As such, it would be churlish for me not to appreciate seeing something different in here: http://www.telegraph.co.uk/news/religion/9946252/Justin-Welby-enthroned-as-105th-Archbishop-of-Canterbury.html
"For more than 1,000 years this country has to one degree or another sought to recognise that Jesus is the Son of God; by the ordering of its society, by its laws, by its sense of community."
That's the nail on the head. Britain and the West did not rise through modern-day secular humanism. It rose through the faithful sufferings of God's people as they sought for a settlement in which the truths of the Bible, and the supremacy of the resurrected Son of God, were duly recognised. Modern secular humanism is parasitical, leeching off the past benefits whilst lyingly pretending that things have always been this way. Meanwhile, the foundations subside and the capital of the past is about to run out.

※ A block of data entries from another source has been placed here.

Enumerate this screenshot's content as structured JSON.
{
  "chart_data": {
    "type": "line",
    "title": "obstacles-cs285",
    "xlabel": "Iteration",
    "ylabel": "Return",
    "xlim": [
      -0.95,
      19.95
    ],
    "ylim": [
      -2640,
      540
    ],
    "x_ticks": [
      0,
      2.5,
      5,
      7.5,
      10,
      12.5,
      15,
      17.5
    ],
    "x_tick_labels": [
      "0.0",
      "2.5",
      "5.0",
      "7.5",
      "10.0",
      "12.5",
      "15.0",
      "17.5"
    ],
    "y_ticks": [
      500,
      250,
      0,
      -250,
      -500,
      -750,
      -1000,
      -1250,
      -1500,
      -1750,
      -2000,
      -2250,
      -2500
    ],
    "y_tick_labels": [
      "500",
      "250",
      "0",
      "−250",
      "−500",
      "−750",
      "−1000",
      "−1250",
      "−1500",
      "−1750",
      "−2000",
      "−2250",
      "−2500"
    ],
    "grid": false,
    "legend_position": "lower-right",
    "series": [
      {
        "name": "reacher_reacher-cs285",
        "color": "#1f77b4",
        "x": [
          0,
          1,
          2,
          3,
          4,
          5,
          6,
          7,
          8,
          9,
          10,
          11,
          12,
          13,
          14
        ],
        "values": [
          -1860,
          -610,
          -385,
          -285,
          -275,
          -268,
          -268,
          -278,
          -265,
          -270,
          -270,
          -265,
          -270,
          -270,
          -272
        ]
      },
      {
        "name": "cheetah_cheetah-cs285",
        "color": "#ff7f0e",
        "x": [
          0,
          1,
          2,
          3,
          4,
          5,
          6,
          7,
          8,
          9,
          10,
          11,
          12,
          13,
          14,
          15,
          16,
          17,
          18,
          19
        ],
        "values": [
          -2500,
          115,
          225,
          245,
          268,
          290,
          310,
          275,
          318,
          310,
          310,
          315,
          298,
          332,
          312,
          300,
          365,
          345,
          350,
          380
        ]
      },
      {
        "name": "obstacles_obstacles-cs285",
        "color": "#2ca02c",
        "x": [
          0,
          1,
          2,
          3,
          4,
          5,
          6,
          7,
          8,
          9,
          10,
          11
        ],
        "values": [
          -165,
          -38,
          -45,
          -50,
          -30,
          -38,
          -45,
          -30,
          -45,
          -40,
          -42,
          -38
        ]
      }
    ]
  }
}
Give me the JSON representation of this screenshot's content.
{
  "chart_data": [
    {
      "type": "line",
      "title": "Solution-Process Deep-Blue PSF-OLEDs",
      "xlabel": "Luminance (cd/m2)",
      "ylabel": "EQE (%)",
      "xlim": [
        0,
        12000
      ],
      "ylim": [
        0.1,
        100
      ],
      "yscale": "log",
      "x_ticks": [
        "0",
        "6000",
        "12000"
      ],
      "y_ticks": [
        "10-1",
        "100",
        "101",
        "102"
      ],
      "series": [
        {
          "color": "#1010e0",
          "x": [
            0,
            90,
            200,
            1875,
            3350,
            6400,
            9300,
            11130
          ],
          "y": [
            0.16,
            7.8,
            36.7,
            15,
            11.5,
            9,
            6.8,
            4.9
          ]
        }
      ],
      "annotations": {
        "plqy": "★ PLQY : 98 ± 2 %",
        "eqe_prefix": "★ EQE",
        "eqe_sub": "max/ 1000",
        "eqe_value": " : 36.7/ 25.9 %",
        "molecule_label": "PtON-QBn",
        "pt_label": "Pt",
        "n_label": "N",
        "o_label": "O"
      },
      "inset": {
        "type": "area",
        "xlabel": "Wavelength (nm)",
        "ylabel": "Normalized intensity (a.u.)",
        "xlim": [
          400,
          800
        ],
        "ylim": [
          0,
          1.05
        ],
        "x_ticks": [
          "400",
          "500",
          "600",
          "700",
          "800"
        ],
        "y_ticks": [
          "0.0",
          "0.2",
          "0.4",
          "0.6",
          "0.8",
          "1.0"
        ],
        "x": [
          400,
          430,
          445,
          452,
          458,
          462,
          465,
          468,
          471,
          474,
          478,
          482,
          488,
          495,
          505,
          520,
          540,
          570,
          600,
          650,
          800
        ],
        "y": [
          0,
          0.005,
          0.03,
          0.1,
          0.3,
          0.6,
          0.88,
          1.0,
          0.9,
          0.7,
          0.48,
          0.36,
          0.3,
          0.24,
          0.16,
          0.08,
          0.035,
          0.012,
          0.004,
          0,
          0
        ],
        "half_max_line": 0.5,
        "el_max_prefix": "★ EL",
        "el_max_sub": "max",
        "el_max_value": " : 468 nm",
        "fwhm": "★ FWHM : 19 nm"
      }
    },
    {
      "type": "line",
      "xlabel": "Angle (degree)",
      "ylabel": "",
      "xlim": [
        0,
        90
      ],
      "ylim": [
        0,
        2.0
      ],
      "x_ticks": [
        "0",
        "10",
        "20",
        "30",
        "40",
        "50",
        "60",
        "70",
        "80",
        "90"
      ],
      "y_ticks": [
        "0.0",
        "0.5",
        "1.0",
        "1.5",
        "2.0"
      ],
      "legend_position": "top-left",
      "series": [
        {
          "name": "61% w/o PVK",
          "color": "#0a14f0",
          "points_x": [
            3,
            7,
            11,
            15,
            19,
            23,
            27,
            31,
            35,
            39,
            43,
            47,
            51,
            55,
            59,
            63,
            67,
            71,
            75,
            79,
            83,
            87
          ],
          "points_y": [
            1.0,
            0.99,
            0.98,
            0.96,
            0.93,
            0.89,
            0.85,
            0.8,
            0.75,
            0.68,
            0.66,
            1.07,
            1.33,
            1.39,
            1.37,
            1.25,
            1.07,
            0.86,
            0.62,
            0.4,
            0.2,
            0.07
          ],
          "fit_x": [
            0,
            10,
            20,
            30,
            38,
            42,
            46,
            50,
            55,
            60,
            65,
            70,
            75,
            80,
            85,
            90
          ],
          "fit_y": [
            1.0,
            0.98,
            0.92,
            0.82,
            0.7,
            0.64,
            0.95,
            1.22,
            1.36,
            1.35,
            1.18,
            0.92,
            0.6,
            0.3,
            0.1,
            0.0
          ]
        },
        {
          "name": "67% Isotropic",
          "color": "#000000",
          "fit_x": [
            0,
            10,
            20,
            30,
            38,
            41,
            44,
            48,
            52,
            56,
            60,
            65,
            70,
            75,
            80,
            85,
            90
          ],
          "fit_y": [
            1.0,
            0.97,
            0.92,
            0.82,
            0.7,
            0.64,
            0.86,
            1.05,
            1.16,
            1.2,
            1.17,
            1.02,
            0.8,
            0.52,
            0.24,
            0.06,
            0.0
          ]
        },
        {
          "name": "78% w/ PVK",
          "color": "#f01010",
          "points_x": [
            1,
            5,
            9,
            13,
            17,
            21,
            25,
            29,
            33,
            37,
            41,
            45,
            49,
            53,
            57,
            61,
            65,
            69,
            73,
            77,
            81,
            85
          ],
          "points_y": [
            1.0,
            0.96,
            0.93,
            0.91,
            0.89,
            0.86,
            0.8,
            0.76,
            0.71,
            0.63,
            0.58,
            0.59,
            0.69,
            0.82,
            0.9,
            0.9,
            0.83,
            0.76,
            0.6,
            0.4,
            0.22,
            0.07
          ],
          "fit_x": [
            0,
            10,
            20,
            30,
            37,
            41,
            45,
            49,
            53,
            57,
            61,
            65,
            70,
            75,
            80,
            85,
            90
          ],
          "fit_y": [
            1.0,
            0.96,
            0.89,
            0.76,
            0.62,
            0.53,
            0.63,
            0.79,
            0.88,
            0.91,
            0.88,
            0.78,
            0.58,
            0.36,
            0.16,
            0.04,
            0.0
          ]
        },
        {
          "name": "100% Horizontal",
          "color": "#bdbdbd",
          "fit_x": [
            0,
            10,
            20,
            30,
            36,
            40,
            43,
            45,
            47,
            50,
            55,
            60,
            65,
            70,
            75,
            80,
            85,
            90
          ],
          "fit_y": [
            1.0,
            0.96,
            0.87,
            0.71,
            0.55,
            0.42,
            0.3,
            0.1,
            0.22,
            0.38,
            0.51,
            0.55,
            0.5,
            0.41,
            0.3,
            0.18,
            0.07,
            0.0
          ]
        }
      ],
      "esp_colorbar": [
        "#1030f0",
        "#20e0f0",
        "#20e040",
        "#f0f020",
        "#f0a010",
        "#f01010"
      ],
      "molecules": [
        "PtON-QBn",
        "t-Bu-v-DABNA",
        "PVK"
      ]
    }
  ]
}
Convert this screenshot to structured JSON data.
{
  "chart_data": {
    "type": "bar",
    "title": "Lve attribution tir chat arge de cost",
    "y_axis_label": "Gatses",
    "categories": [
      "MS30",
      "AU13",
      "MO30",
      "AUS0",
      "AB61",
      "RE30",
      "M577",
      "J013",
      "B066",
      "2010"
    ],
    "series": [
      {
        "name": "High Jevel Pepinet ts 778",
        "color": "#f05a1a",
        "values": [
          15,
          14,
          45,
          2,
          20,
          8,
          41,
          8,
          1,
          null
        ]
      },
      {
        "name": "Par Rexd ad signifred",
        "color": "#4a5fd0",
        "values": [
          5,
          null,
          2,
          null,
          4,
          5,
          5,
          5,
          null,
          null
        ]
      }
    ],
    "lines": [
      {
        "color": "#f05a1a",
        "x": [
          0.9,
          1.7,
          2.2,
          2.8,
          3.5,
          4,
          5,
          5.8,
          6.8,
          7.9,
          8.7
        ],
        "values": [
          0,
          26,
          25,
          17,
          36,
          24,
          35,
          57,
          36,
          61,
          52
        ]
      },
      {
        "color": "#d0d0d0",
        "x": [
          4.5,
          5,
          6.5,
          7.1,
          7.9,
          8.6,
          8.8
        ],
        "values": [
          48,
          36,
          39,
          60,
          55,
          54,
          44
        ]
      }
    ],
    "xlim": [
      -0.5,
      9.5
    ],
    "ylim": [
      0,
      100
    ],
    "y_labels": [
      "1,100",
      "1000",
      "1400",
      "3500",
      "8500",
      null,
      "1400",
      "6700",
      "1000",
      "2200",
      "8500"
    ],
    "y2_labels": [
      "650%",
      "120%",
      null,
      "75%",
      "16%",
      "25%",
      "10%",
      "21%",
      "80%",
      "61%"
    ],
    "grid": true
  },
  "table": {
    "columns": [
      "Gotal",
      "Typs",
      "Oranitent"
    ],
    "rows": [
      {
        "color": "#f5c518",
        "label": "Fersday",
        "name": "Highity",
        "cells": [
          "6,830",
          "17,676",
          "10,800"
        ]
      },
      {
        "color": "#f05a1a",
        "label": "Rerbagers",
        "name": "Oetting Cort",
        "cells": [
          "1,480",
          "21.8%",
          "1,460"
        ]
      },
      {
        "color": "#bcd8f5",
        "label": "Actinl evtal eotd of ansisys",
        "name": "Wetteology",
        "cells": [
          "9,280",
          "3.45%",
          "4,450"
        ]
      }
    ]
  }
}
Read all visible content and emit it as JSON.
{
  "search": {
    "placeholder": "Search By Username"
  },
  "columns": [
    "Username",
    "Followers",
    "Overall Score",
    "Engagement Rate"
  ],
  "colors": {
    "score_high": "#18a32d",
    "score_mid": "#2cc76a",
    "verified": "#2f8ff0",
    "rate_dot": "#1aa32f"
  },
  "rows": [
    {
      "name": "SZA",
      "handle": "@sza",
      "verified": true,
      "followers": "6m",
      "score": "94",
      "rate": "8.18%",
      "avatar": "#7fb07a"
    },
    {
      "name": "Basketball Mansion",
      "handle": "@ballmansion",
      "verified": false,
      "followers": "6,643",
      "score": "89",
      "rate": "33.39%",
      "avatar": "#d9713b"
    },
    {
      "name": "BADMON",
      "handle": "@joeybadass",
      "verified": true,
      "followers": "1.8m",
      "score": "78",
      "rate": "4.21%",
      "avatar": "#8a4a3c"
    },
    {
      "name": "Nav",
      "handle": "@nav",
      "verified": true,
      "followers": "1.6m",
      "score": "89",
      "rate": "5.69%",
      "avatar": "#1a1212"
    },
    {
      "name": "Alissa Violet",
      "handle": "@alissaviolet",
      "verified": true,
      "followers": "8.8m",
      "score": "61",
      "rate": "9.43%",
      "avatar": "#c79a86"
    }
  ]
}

The above quote recognises that the lordship of Jesus is a public fact, and not only that, but public fact number one. It is not, according to the gospel (which declares that Jesus rose in this world, in this present age) a private religious belief, only relevant for people who happen to like it, and then only in their private lives.

Not so encouraging was a report from a relative who heard some more of Justin Welby's inauguration on the radio, and reports that he said both (something like) that Christianity did not hold that a man could have sexual relationships with a man; but also on the other hand he had been challenged in his thinking by meeting nice couples as personal friends.

Which is it? And which note will win out when the pressure of the world is placed upon him? Anyone who's risen in the church of England in modern times is used to a massive degree of compromise over Biblical essentials. Yet we can pray with integrity that the sound which wins out in Mr. Welby's proclamation is not (paraphrasing) "I have nice friends and the feelings that that brings make me wonder whether Jesus was really right after all", but "Jesus is the Son of God, and creation is his. There is an order of creation, which is not up for grabs, no matter how many warm and fuzzies come our way". (As an aside on that point, over here and here Steve Hays makes the point that there is nothing nice and fuzzy about sodomy, despite the best PR of the homosexual lobby. A man penetrating a man is intrinsically revolting; an act of the utmost depravity).